A technique known as “wall washing,” in which LED bulbs are mounted on the ceiling and directed toward a nearby wall, can ensure your masterpiece will be fully appreciated.
It can also inject drama and highlight texture, create a spacious feel and, oddly enough, conceal surface flaws when it’s done correctly. All these goals can be achieved with either track lighting, which can be easier to manipulate, or more discreet recessed lighting.
The bulbs are generally positioned about 2 or 3 feet away from the wall. This technique is more effective on light-colored walls than dark, and getting the right angle is key to success.
Spotlight your art
Whether you have one impressive object of wall art or several, wall washing is the way to go, but be certain you’re using an amount of light proportional to the piece. Putting too much or too little is bound to leave the viewer overwhelmed or perplexed.

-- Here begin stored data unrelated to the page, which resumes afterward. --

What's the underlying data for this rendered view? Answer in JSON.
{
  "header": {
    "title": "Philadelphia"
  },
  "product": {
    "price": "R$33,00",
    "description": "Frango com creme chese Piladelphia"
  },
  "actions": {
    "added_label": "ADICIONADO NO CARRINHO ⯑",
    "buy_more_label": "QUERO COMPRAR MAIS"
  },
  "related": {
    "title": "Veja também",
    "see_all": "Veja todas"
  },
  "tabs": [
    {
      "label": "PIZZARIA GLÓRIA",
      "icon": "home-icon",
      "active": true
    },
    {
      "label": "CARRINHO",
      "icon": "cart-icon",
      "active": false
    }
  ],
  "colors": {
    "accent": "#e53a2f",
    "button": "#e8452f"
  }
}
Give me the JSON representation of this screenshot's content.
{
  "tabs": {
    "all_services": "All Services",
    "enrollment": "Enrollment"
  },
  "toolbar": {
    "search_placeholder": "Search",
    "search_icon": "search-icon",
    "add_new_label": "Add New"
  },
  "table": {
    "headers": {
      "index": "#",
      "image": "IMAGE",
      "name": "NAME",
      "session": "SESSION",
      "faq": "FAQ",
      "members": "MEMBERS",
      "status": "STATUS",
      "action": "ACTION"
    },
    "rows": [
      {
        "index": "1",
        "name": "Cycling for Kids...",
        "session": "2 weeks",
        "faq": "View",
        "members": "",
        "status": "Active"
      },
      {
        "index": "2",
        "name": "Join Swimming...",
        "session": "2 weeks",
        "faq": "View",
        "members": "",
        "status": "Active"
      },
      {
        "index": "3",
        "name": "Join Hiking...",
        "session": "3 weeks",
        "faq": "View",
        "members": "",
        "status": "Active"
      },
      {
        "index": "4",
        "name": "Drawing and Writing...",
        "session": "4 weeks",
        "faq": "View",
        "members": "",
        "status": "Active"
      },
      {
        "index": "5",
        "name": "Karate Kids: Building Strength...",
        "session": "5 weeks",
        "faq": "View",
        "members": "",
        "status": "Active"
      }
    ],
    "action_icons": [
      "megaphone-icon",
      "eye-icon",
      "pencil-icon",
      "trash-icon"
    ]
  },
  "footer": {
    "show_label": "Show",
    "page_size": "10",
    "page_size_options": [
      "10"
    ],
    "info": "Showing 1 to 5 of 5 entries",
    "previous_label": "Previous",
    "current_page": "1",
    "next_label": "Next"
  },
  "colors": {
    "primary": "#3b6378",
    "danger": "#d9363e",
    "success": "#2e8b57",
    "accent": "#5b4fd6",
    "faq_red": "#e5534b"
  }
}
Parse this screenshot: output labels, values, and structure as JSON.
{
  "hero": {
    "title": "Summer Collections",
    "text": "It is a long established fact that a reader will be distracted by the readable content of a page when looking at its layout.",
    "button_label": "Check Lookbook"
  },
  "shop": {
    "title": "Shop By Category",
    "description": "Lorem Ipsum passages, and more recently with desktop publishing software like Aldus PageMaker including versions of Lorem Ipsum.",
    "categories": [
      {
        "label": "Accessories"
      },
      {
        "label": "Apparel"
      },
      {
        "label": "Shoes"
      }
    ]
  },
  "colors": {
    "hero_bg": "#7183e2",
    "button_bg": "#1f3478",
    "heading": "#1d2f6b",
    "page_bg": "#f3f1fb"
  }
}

The beam of light should hit the center of the object to be highlighted to give it the proper attention, but be sure to look at any shadows that might be cast onto baskets or sculptures that aren’t completely flat.
Add breathing room
Wall washing is adept at creating the optical illusion of more space, particularly in hallways and other narrow spaces. Indirect light trained on empty or sparsely decorated walls keeps the eye focusing on those surfaces and not the narrowness of the passage.
Softer lighting in particular generates an airy atmosphere that adds visual breadth to the passage by highlighting the expanse of the wall.
Wash out any blemishes
Lighting a wall from top to bottom from a wide angle highlights the sameness of the surface in a way that obscures any of its details, including cracks, scratches, dents or any other imperfections it may have picked up along the way. This is a great way to handle blemishes that for whatever reason aren’t going to be easy to patch up or camouflage.
Bring out the texture
When you’re in the opposite position of wanting to emphasize the details and uneven surfaces of a wall because it’s built from bricks, natural stone or another material with inherent character you’ll want to turn to a related lighting technique known as “wall grazing.”
Here the lights are placed closer to the wall and can be mounted either on the ceiling or floor to show contrasts in shapes, colors and materials; it helps highlight the craftsmanship of the people who worked on it.